2006-11-28 21:04:22

by Eric Sandeen

[permalink] [raw]
Subject: xfs defragmentation writeup, for comparison

As promised, here is a writeup of xfs defragmentation routines.

I don't hold these up as the perfect or best way to do this task, but it
is worth looking at what has been done before, to get ideas, find better
ways, and avoid pitfalls for ext4.

XFS defragmentation interface.

xfs uses the xfs_fsr tool, found in the xfsdump (!) package, to
defragment files on the filesystem.

It has a few features for defragmenting a whole filesystem,
starting/stopping, etc, but I'll just sketch out how it defragments a
single file.

The xfs preallocation routines are central to this; fsr uses
preallocation to create the less-fragmented space for the file in

The 10,000 foot overview is:

1. create a new temporary file - open & unlink
2. preallocate space for the new file to match the file to be defragmented
3. see if we got fewer extents than the original
4. do an O_DIRECT data copy into the new extents
5. call the kernel to swap the extents between the two, with sanity checks
6. close unlinked temporary file which now contains the fragmented extents.

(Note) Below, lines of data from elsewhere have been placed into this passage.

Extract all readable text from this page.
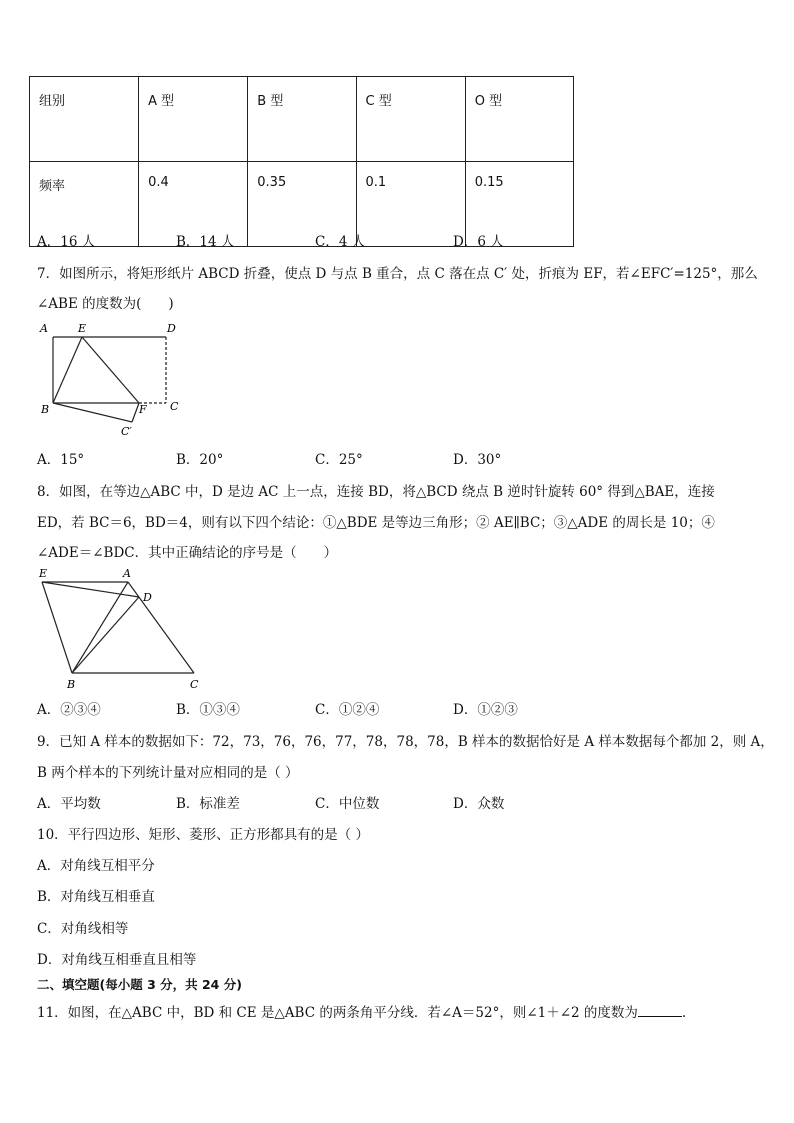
组别	A 型	B 型	C 型	O 型
频率	0.4	0.35	0.1	0.15
A．16 人	B．14 人	C．4 人	D．6 人
7．如图所示，将矩形纸片 ABCD 折叠，使点 D 与点 B 重合，点 C 落在点 C′ 处，折痕为 EF，若∠EFC′=125°，那么
∠ABE 的度数为(　　)
A	E	D
B	F C
C′
A．15°	B．20°	C．25°	D．30°
8．如图，在等边△ABC 中，D 是边 AC 上一点，连接 BD，将△BCD 绕点 B 逆时针旋转 60° 得到△BAE，连接
ED，若 BC＝6，BD＝4，则有以下四个结论：①△BDE 是等边三角形；② AE∥BC；③△ADE 的周长是 10；④
∠ADE＝∠BDC．其中正确结论的序号是（　　）
E	A
D
B	C
A．②③④	B．①③④	C．①②④	D．①②③
9．已知 A 样本的数据如下：72，73，76，76，77，78，78，78，B 样本的数据恰好是 A 样本数据每个都加 2，则 A，
B 两个样本的下列统计量对应相同的是（ ）
A．平均数	B．标准差	C．中位数	D．众数
10．平行四边形、矩形、菱形、正方形都具有的是（ ）
A．对角线互相平分
B．对角线互相垂直
C．对角线相等
D．对角线互相垂直且相等
二、填空题(每小题 3 分，共 24 分)
11．如图，在△ABC 中，BD 和 CE 是△ABC 的两条角平分线．若∠A＝52°，则∠1＋∠2 的度数为	.
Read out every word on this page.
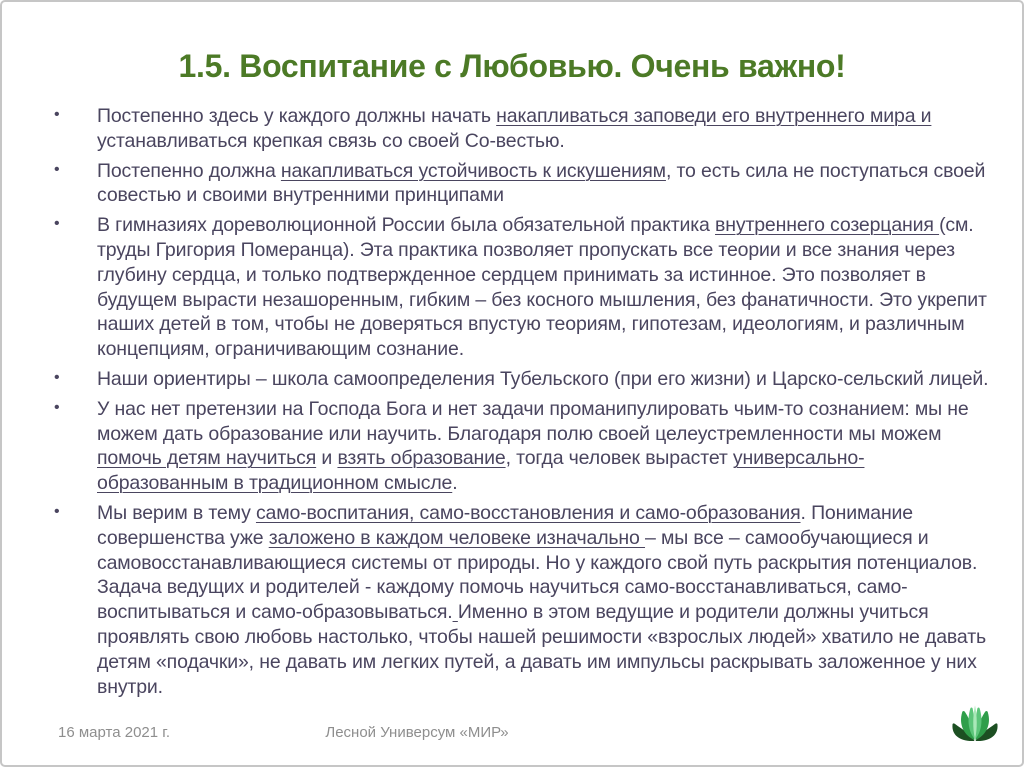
1.5. Воспитание с Любовью. Очень важно!
• Постепенно здесь у каждого должны начать накапливаться заповеди его внутреннего мира и устанавливаться крепкая связь со своей Со-вестью.
• Постепенно должна накапливаться устойчивость к искушениям, то есть сила не поступаться своей совестью и своими внутренними принципами
• В гимназиях дореволюционной России была обязательной практика внутреннего созерцания (см. труды Григория Померанца). Эта практика позволяет пропускать все теории и все знания через глубину сердца, и только подтвержденное сердцем принимать за истинное. Это позволяет в будущем вырасти незашоренным, гибким – без косного мышления, без фанатичности. Это укрепит наших детей в том, чтобы не доверяться впустую теориям, гипотезам, идеологиям, и различным концепциям, ограничивающим сознание.
• Наши ориентиры – школа самоопределения Тубельского (при его жизни) и Царско-сельский лицей.
• У нас нет претензии на Господа Бога и нет задачи проманипулировать чьим-то сознанием: мы не можем дать образование или научить. Благодаря полю своей целеустремленности мы можем помочь детям научиться и взять образование, тогда человек вырастет универсально-образованным в традиционном смысле.
• Мы верим в тему само-воспитания, само-восстановления и само-образования. Понимание совершенства уже заложено в каждом человеке изначально – мы все – самообучающиеся и самовосстанавливающиеся системы от природы. Но у каждого свой путь раскрытия потенциалов. Задача ведущих и родителей - каждому помочь научиться само-восстанавливаться, само-воспитываться и само-образовываться. Именно в этом ведущие и родители должны учиться проявлять свою любовь настолько, чтобы нашей решимости «взрослых людей» хватило не давать детям «подачки», не давать им легких путей, а давать им импульсы раскрывать заложенное у них внутри.
16 марта 2021 г.	Лесной Универсум «МИР»
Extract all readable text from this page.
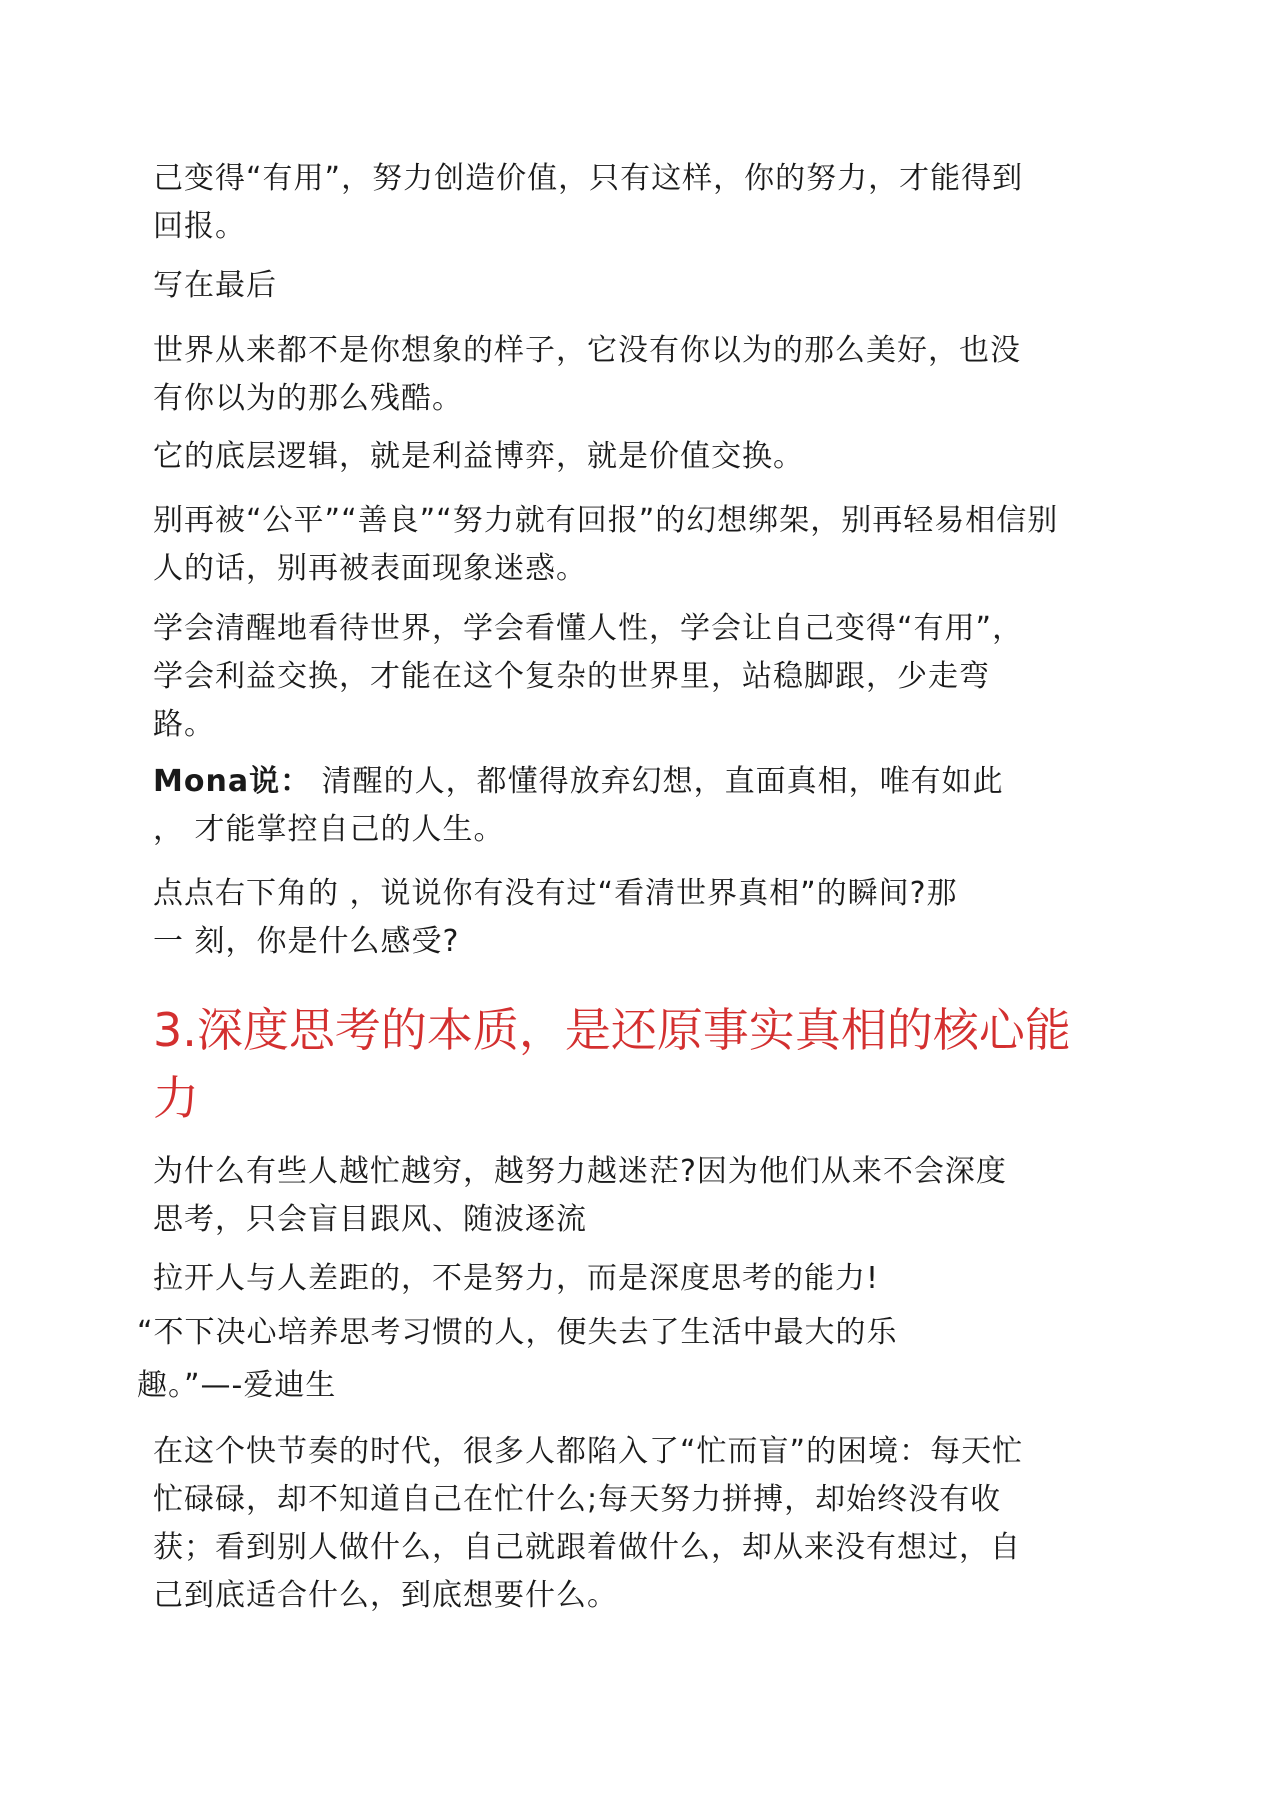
己变得“有用”，努力创造价值，只有这样，你的努力，才能得到
回报。

写在最后

世界从来都不是你想象的样子，它没有你以为的那么美好，也没
有你以为的那么残酷。

它的底层逻辑，就是利益博弈，就是价值交换。

别再被“公平”“善良”“努力就有回报”的幻想绑架，别再轻易相信别
人的话，别再被表面现象迷惑。

学会清醒地看待世界，学会看懂人性，学会让自己变得“有用”，
学会利益交换，才能在这个复杂的世界里，站稳脚跟，少走弯
路。

Mona说： 清醒的人，都懂得放弃幻想，直面真相，唯有如此
， 才能掌控自己的人生。

点点右下角的 ，说说你有没有过“看清世界真相”的瞬间?那
一 刻，你是什么感受?

3.深度思考的本质，是还原事实真相的核心能
力

为什么有些人越忙越穷，越努力越迷茫?因为他们从来不会深度
思考，只会盲目跟风、随波逐流

拉开人与人差距的，不是努力，而是深度思考的能力!

“不下决心培养思考习惯的人，便失去了生活中最大的乐

趣。”—-爱迪生

在这个快节奏的时代，很多人都陷入了“忙而盲”的困境：每天忙
忙碌碌，却不知道自己在忙什么;每天努力拼搏，却始终没有收
获；看到别人做什么，自己就跟着做什么，却从来没有想过，自
己到底适合什么，到底想要什么。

userspace work is done in xfsdump/fsr/xfs_fsr.c
kernelspace work is done in fs/xfs/xfs_dfrag.c

In more detail...

in userspace, fsrfile_common() / packfile():

check for mandatory locks, skip this file if present
make sure there is room to copy the file
get inode attributes (ext2-style, append-only, immutable, etc)
skip if immutable, append-only, or no-defrag set
get the current extent layout of the file (XFS_IOC_GETBMAP)
stop if already best nr. of extents
open the temp file and immediately unlink it
set extended attributes on the temp file
set other extended inode flags on the temp file
set up buffers for direct IO
loop through original block map, preallocating extents for tmp file
(this preserves holes as well)
double check that we have fewer extents
now loop through the block map, copying into temp file via O_DIRECT
truncate temp file to proper size (O_DIRECT alignment may have made it
switch to file owner's UID/GID to preserve quota information
set up swapext ioctl to swap extents
call kernel to swap extents between original & temp files:

typedef struct xfs_swapext
__int64_t sx_version; /* swapext version */
__int64_t sx_fdtarget; /* fd of target file */
__int64_t sx_fdtmp; /* fd of tmp file */
xfs_off_t sx_offset; /* offset into file */
xfs_off_t sx_length; /* leng from offset */
char sx_pad[16]; /* pad space, unused */
xfs_bstat_t sx_stat; /* stat of target b4 copy */
} xfs_swapext_t;

now in kernelspace, xfs_swapext() / xfs_swap_extents():

verify both files on same filesystem
verify that inode numbers differ
abort if filesystem is shut down
lock the inodes (ilock, ilock...)
check permissions on the files
verify that they both have the same format/type (S_IFMT, realtime, etc)
if temp file is cached, flush it
verify size of both files match
verify both files have extended attributes (or not)
compare change & modify times with what was passed in
abort if they differ, file was changed before locking
abort if the original file is memory-mapped
set up transaction
swap the data forks of the inodes, fix up on-disk inode values
commit the transaction
unlock the inodes